Mechanisms of Metastasis
By analyzing sequencing data and using computational approaches, investigators with the Stanford Breast Metastasis MetNet Center found that germline-mediated immunoediting shapes breast cancer subtypes and metastatic potential. When describing the research, Dr. Christina Curtis (lead investigator of the study) said, “We find that the path to tumor development is constrained by hereditary factors and immunity. This new result unearths a new class of biomarkers to forecast tumor progression and an entirely new way of understanding breast cancer origins.”
Scientists with the Johns Hopkins University MetNet Project showed that claudin 7 suppresses breast cancer invasion and metastasis via repression of a smooth muscle actin gene program.
Researchers with the Rockefeller University MetNet Center discovered that a common germline variant in PCSK9 drives breast cancer metastasis and is associated with reduced survival. They also showed that inhibition of PCSK9 with an antibody already approved for patients with high cholesterol suppresses breast cancer metastasis in preclinical models.

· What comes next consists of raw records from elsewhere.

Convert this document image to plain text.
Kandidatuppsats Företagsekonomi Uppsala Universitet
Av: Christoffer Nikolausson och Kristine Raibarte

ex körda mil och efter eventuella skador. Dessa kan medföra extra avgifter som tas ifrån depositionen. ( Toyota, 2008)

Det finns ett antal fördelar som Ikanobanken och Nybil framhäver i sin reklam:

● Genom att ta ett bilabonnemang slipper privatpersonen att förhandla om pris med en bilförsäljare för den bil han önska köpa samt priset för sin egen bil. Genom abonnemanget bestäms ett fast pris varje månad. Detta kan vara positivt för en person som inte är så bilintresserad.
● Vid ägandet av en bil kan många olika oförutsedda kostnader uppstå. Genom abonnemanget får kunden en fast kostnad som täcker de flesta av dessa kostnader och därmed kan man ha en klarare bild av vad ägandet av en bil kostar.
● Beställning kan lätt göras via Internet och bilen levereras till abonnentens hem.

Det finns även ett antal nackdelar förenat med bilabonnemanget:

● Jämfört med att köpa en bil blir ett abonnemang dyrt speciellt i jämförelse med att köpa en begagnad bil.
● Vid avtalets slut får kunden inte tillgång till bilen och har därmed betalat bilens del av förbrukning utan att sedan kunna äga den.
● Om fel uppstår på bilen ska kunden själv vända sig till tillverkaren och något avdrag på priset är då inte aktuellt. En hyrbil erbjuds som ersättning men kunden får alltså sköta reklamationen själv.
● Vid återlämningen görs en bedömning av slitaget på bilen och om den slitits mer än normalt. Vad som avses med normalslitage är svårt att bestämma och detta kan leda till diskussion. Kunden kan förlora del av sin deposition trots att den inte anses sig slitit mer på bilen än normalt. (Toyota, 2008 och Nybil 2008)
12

Scientists with the Albert Einstein College of Medicine MetNet Project found that macrophages in the lung regulate the timing of breast cancer metastasis. "Understanding how immune cells keep disseminated cancer cells in check could lead to new anti-metastatic cell therapies among other strategies," said Dr. Aguirre-Ghiso (lead investigator of the study).
Investigators with the Stanford Brain Metastasis MetNet Center showed that treatment with mebendazole (a drug used to treat intestinal worm infections) inhibits brain metastasis and improves survival in preclinical models of triple-negative breast cancer.
Development of New Tools and Models for Metastasis Research
Researchers with the NYU MetNet Center developed MetFinder, a computational tool for the automated quantitation of metastasis burden in tissue sections from preclinical models.
Scientists with the MIT MetNet Center developed a perfusable microvasculature-on-a-chip model that recapitulates human vasculature and enables studies of circulating tumor cells and metastasis.